O Farroupilha e a importância do lado social no futebol
Em época de pandemia, longe das grandes vitrines, os menores clubes, que deveriam ser os maiores no coração de suas comunidades, relatam as dificuldades
Por: Henrique König
O ano de 2020 invoca diversas reflexões no seio da sociedade. As dificuldades para trabalhadores e microempresários, os problemas de saúde pública, o afastamento obrigatório e prorrogado entre pessoas que tanto gostamos. O futebol de verdade está inserido neste contexto, assim como as demais modalidades esportivas. Longe do centro da atenção dos televisores nacional e internacionalmente, os pequenos clubes lutam contra a falência e seus funcionários buscam alternativas para o sustento das famílias.
Um dos coordenadores de base no Farroupilha e profissional da preparação física, Luciano Proença integraria a comissão técnica de Eugênio Lopes na Segunda Divisão Gaúcha, a Terceirona. O campeonato foi adiado, assim como a continuidade do Gauchão e da Divisão de Acesso – esta encerrada na decisão dos clubes com a FGF. A Terceirona ainda não está completamente descartada, mas tudo a leva a crer que o torneio não ocorra em 2020. De acordo com Luciano, uma alternativa para o fim do ano pode ser uma copinha, com formato reduzido e o mais regionalizado possível, para colocar em atividade os clubes interessados e com elencos. Mas os recursos para disputa e a premiação são pouco atrativos.
“Sem pleitear vaga nacional ou em maiores competições fica difícil. Estamos em questionamentos internos no Farroupilha”, declara Proença. O profissional relata que as dúvidas estão nos clubes da Terceirona, que lidam com as dificuldades para obter visibilidade, patrocínio e recursos para viagens, concentrações e treinos. Em 2020, mais do que nunca. “Se as pessoas, se as comunidades não mudarem o tratamento, pode ser o começo do fim para muitos clubes.”
E os clubes são compostos de pessoas que integram quadros profissionais, sejam comissões técnicas, secretarias, porteiros, massagistas, nutricionistas, até finalmente os protagonistas do campo, os atletas.
Luciano Proença conta que o Farroupilha formava para 2020 um grupo de jogadores do extremo sul, de Pelotas a outras cidades próximas, como Capão do Leão e Pedro Osório, com prioridade para os que pudessem e ir e vir diariamente. Com a pandemia e a interrupção do futebol no Tricolor, muitos jogadores buscam alternativas. Uns foram para o Maranhão, outro tenta carreira no exterior, mas a maioria tenta alavancar uma renda para sustento na própria cidade, entre serviços de entrega, construção civil e pequenas vendas.
“É a realidade para mais de 80% dos profissionais do futebol. O futebol está sendo tratado como bico nos clubes do interior. Se não houver mudança futura no calendário, será insustentável. São profissionais que atuam durante três ou quatro meses e no restante do ano precisam trabalhar com outras coisas.”
Traço o paralelo com as demais modalidades, como voleibol, basquete, handebol ou atletismo, em que os atletas e comissões técnicas se espelham no futebol, modalidade com maior visibilidade na imprensa e recursos de patrocínio. Mas ao invés dos demais esportes subirem degraus rumo à desejada profissionalização, o futebol do interior é que tem decaído, com a falta de interesse das empresas e a má distribuição de recursos causando o desemprego ou vagas somente temporárias, pelos três ou quatro meses mencionados por Proença.
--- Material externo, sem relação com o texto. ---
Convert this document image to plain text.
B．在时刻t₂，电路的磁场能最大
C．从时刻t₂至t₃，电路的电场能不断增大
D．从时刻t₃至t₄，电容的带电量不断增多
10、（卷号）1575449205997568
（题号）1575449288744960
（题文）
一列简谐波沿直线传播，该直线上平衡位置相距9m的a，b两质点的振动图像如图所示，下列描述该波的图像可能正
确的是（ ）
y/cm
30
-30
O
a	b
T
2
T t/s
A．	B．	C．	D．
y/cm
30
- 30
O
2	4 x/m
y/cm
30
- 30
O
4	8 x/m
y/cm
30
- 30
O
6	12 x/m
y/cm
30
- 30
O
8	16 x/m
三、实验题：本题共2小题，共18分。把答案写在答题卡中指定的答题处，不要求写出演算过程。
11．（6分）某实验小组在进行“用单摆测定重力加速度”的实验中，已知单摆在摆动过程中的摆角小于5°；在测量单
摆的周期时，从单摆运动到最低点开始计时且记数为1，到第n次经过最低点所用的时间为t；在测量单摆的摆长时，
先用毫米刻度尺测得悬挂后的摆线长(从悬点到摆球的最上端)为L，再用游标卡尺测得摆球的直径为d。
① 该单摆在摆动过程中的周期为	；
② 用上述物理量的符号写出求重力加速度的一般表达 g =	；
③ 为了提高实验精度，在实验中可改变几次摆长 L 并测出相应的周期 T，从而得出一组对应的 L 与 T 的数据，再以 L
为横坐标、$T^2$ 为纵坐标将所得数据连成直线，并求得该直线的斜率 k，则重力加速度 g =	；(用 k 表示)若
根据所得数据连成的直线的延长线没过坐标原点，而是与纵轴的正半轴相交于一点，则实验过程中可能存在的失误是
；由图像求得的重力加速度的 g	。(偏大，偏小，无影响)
“O torcedor precisa se reaproximar da realidade. O futebol com glamour da televisão está distante de nós. Agora com a pandemia, o futebol sem público perde o seu preceito popular, a sua história de participação do povo, está cada vez mais elitizado. Sem gente nos estádios, só acompanha hoje quem tenha canais por assinatura ou internet de qualidade em casa.”
O caminho para resgatar os clubes é fazer as comunidades entenderem a realidade das equipes menores, entenderem que nos clubes há pessoas que precisam de apoio, dos empregos para sustentarem famílias. O futebol do interior já definhava e, com a pandemia, a separação com os maiores clubes escancarou o abismo.
“Hoje muita gente não liga, mas futuramente os próprios clubes grandes vão sentir o efeito, porque os atletas dos grandes centros muitas vezes vêm dos clubes menores, do interior e, se eles não jogarem pelo interior, como serão descobertos?”, questiona Proença.
O Farroupilha está há um ano e meio sem jogos oficiais dos profissionais e não sabe quando volta a campo. O Diário da Manhã demarca o compromisso em ouvir e contar as histórias dos atletas e funcionários que desejam fazer parte das campanhas pelo Tricolor e seguir a vida nesse momento tão difícil para o povo brasileiro.